The power openai will hold above everyone else is just too much. They will not allow their AI as a service without data collection. That will be a big pill to swallow for the EU.
Well, it's possible to detect patterns and characteristics in the language used in the comments that can provide clues about their origin...
Here's some indicators that a comment may have been generated by an AI system:
* Repeating phrases or sentences
* Using generic language that could apply to any topic
* Lack of coherence or logical flow
* Poor grammar, or syntax errors
* Overuse of technical, or specialized vocabulary
I mean, these indicators aren't foolproof... and humans can also exhibit some of these characteristics. It's tough to be sure whether or not a comment is generated by an AI system or not...
It's funny, just two hours ago there was a thread by a pundit arguing that these AI advances don't actually give the companies producing them a competitive moat, because it's actually very easy for other models to "catch up" once you can use the API to produce lots of training examples.
Almost every answer in the thread was "this guy isn't that smart, this is obvious, everybody knew that", even though comments like the above are commonplace.
FWIW I agree with the "no competitive moat" perspective. OpenAI even released open-source benchmarks, and is collecting open-source prompts. There are efforts like Open-Assistant to create independent open-source prompt databases. Competitors will catch up in a matter of years.
Years? There are already competitors. I just spent all evening playing with Claude (https://poe.com/claude) and it's better than davinci-003.
To be fair it is easy to radically underestimate the rate of progress in this space. Last Wednesday I conservatively opined to a friend "in 10 years we'll all be running these things on our phones". Given that LLaMA was running on a phone a few days later, I may have been a little underoptimistic...
Obviously the larger models won't run on such limited hardware (yet) but one of the next big projects (that I can see) being worked on is converting the models to be 3bit (currently 8bit and 4bit are popular) which cuts down required resources drastically with minimal noticeable loss in quality.
I think starting with FlexGen barely 4 weeks ago, there have been some pretty crazy LLM projects/forks popping up on github almost daily. With FlexGen I felt like I was still able to stay up-to-date but I'm getting close to giving up trying as things are moving exponentially faster... you know it's crazy when a ton of noobs who have never heard of conda are getting this stuff running (sometimes coming in flexgen discord or posting github issues to get help, though even those are becoming rarer as one-click-installer's are becoming a thing for some popular ML tools, such as oobabooga's amazing webui tool which has managed to integrate almost all the hottest new feature forks fairly quickly: https://github.com/oobabooga/text-generation-webui
I just helped someone recently get oobabooga running which has a --listen option to open the webui to your network, now he's running llama on his tablet (via his PC).
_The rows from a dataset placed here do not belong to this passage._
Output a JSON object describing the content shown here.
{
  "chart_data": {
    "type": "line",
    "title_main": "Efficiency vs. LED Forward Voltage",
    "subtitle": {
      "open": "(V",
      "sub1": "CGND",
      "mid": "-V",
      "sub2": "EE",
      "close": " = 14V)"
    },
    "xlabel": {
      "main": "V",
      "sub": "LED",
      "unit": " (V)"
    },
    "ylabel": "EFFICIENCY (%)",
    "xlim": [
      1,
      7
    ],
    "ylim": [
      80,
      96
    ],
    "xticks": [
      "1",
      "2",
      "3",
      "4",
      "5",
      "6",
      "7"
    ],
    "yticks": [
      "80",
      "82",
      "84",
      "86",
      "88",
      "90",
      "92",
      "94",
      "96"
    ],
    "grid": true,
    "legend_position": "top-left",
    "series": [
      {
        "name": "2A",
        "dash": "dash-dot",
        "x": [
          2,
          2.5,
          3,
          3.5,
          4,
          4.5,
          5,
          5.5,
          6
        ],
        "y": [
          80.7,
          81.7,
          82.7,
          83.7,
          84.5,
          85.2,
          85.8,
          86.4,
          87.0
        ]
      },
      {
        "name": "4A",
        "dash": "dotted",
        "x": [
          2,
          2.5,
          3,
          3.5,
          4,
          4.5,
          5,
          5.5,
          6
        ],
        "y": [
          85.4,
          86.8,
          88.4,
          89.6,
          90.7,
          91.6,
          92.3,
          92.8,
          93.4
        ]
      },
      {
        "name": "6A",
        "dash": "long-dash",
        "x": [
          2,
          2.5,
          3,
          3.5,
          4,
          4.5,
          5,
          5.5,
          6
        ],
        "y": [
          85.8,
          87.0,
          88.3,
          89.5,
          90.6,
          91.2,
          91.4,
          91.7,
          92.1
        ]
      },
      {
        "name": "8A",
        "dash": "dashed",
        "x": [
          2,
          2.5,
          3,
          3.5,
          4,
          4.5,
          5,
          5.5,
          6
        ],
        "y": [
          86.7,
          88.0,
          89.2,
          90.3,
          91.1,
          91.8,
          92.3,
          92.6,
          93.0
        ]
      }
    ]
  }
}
Yeah, there's an awful lot of power going into private hands here and as Facebook & Twitter have shown, there can be consequences of that for general society.
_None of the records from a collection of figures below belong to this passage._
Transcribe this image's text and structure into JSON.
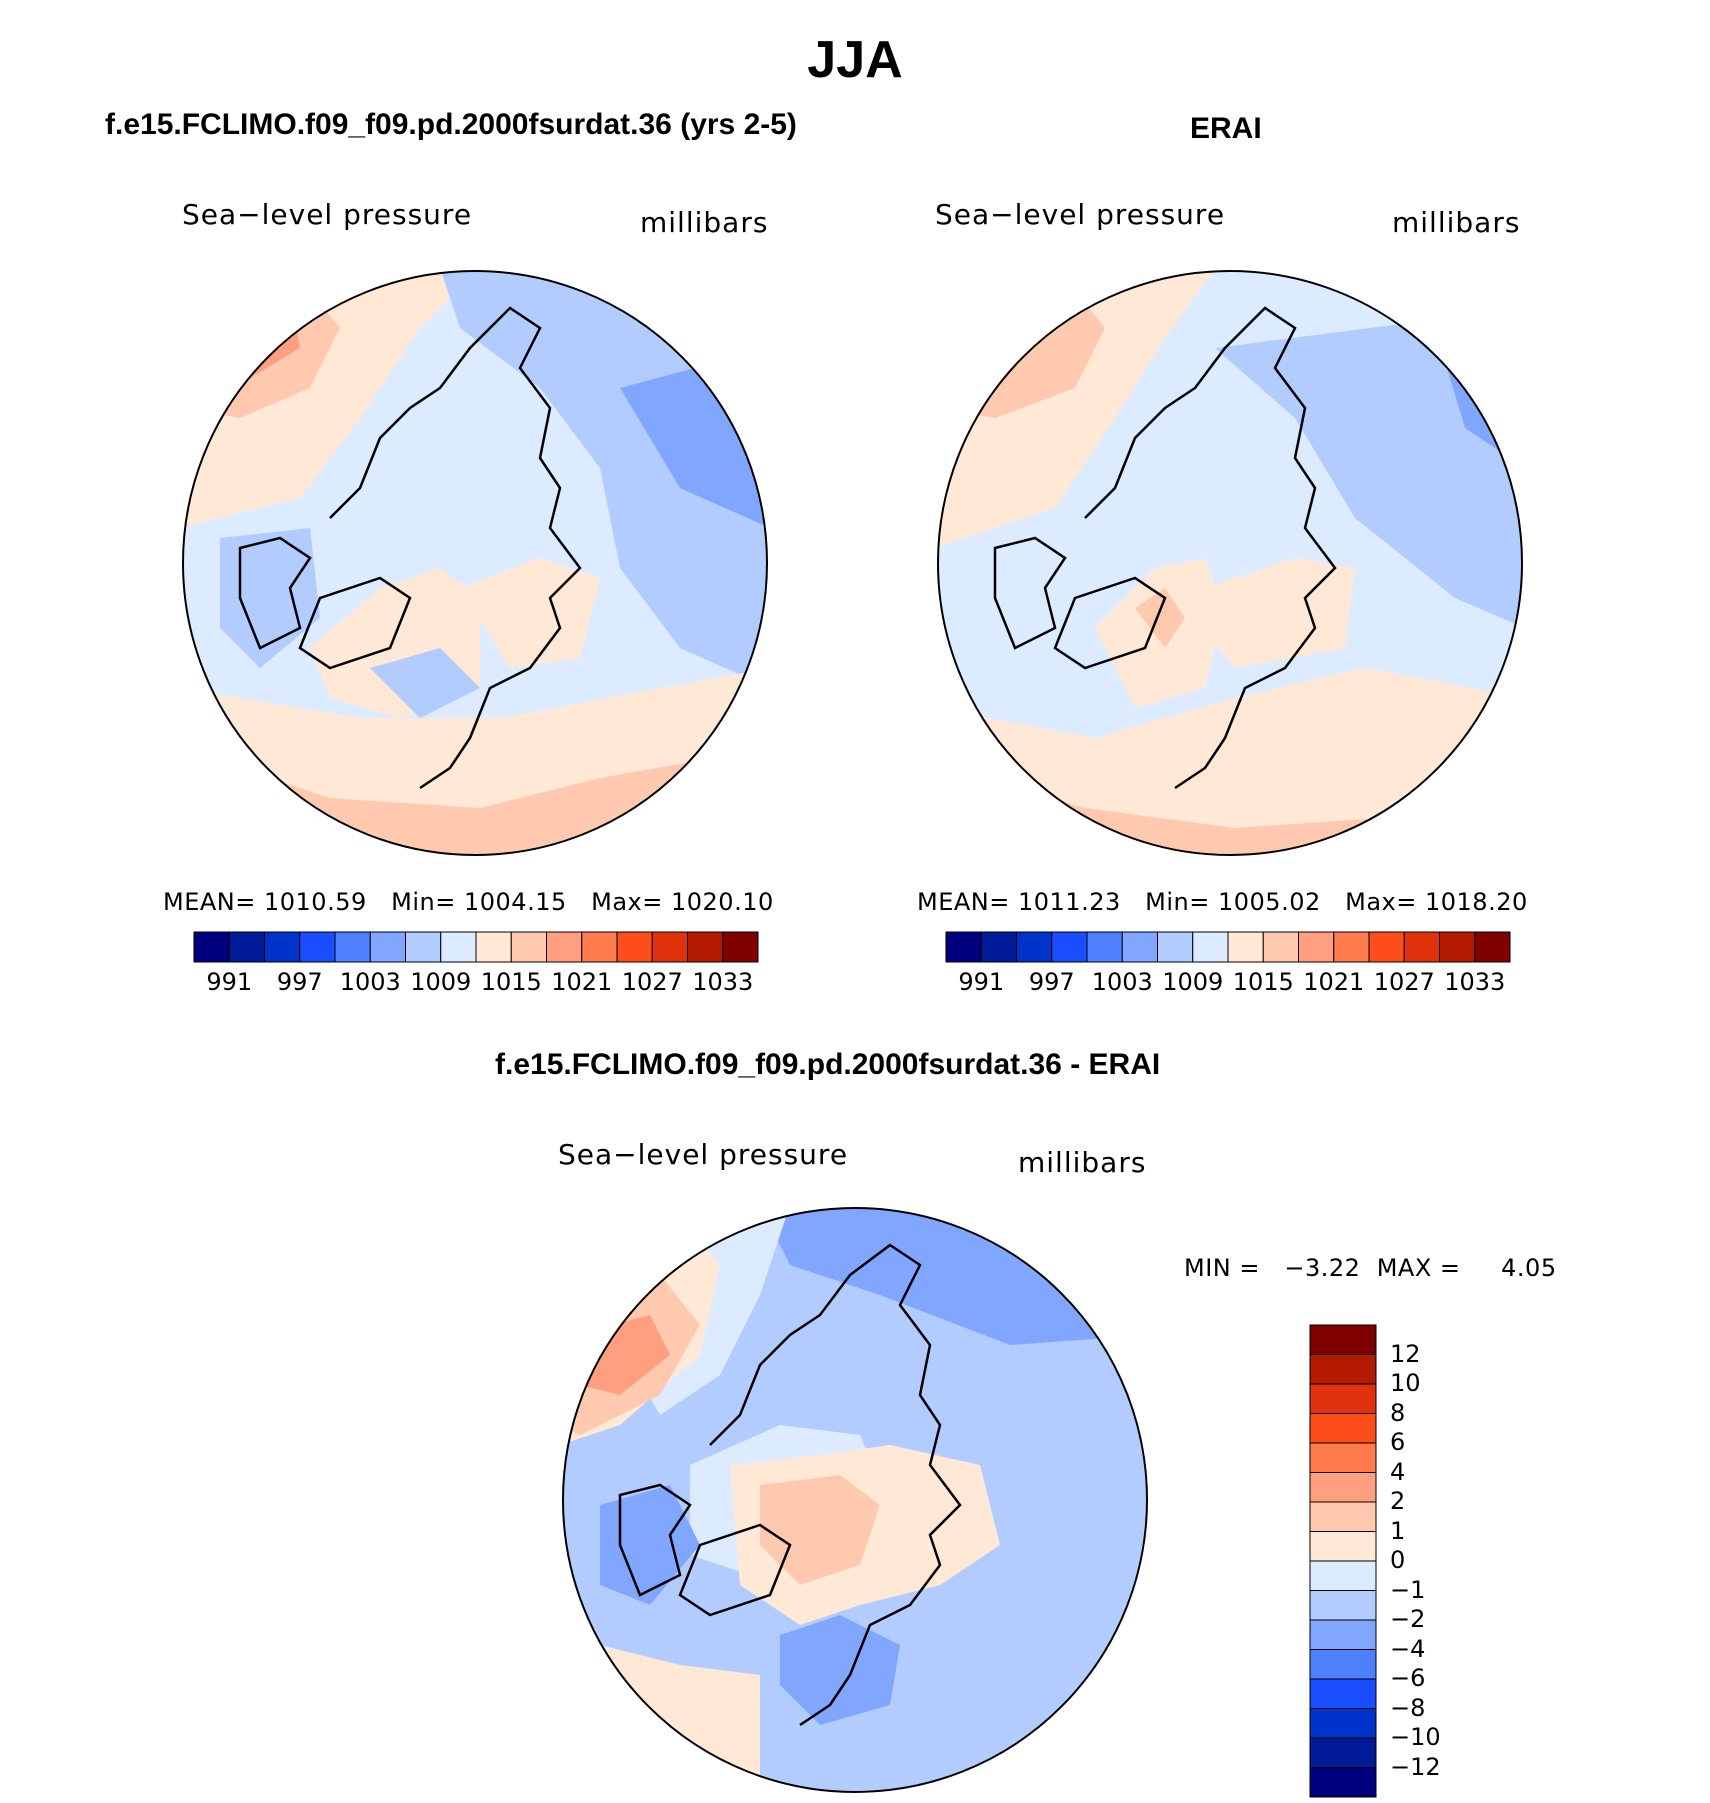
{
  "title": "JJA",
  "panels": {
    "model": {
      "title": "f.e15.FCLIMO.f09_f09.pd.2000fsurdat.36 (yrs 2-5)",
      "variable": "Sea−level pressure",
      "units": "millibars",
      "mean_label": "MEAN=",
      "mean_value": "1010.59",
      "min_label": "Min=",
      "min_value": "1004.15",
      "max_label": "Max=",
      "max_value": "1020.10"
    },
    "obs": {
      "title": "ERAI",
      "variable": "Sea−level pressure",
      "units": "millibars",
      "mean_label": "MEAN=",
      "mean_value": "1011.23",
      "min_label": "Min=",
      "min_value": "1005.02",
      "max_label": "Max=",
      "max_value": "1018.20"
    },
    "diff": {
      "title": "f.e15.FCLIMO.f09_f09.pd.2000fsurdat.36 - ERAI",
      "variable": "Sea−level pressure",
      "units": "millibars",
      "min_label": "MIN =",
      "min_value": "−3.22",
      "max_label": "MAX =",
      "max_value": "4.05"
    }
  },
  "colorbar_abs": {
    "colors": [
      "#00007f",
      "#001a99",
      "#0033cc",
      "#1a4dff",
      "#4d7fff",
      "#80a6ff",
      "#b3ccff",
      "#dcebff",
      "#ffe9d6",
      "#ffc9b0",
      "#ff9f7f",
      "#ff7a4d",
      "#ff4d1a",
      "#e0330d",
      "#b31a00",
      "#800000"
    ],
    "ticks": [
      "991",
      "997",
      "1003",
      "1009",
      "1015",
      "1021",
      "1027",
      "1033"
    ]
  },
  "colorbar_diff": {
    "colors": [
      "#800000",
      "#b31a00",
      "#e0330d",
      "#ff4d1a",
      "#ff7a4d",
      "#ff9f7f",
      "#ffc9b0",
      "#ffe9d6",
      "#dcebff",
      "#b3ccff",
      "#80a6ff",
      "#4d7fff",
      "#1a4dff",
      "#0033cc",
      "#001a99",
      "#00007f"
    ],
    "ticks": [
      "12",
      "10",
      "8",
      "6",
      "4",
      "2",
      "1",
      "0",
      "−1",
      "−2",
      "−4",
      "−6",
      "−8",
      "−10",
      "−12"
    ]
  },
  "map_colors": {
    "light_blue": "#dcebff",
    "mid_blue": "#b3ccff",
    "blue": "#80a6ff",
    "peach": "#ffe9d6",
    "salmon": "#ffc9b0",
    "orange": "#ff9f7f"
  }
}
> Yeah, there's an awful lot of power going into private hands
That sounds scary, but what do you mean by "power"? Honest question, I'm fascinated by the discussion about learning, intelligence, reasoning, and so on that has been spawned by the success of GPT.
What "power" do you imagine being wielded? Do you think that power is any more dangerous in "private hands" than the alternatives such as government hands?
Do you think that Facebook has an effect on society and our democracies? That's power. Do you think that large corporates like Apple or Google effect our societies? I do - and that's power. EVERY large corporate has power and if they control some aspect of society, even more so. If AI tools are democratised in some way, then that would allay my concerns. Concentration of technology by for-profit corporations concerns me. This seems quite similar to many of the reasons people like OSS, for example. Maybe not for you?
OpenAI have been consistently ahead of everyone but the others are not far behind. Everyone is seeing the dollar signs, so I'm sure all big players are dedicating massive resources to create their own models.
Yes. Language and image models are fairly different, but when you look at dall-e 2 (and dall-e earlier) that blew many people's mind when they came out, they have now been really eclipsed in term of popularity by Midjourney and stablediffusion.
From what I've seen, the EU is not in the business of swallowing these types of pills. A multi-billion dollar fine? Sure. Letting a business dictate the terms of users' privacy just "because"? Not so much, thank god.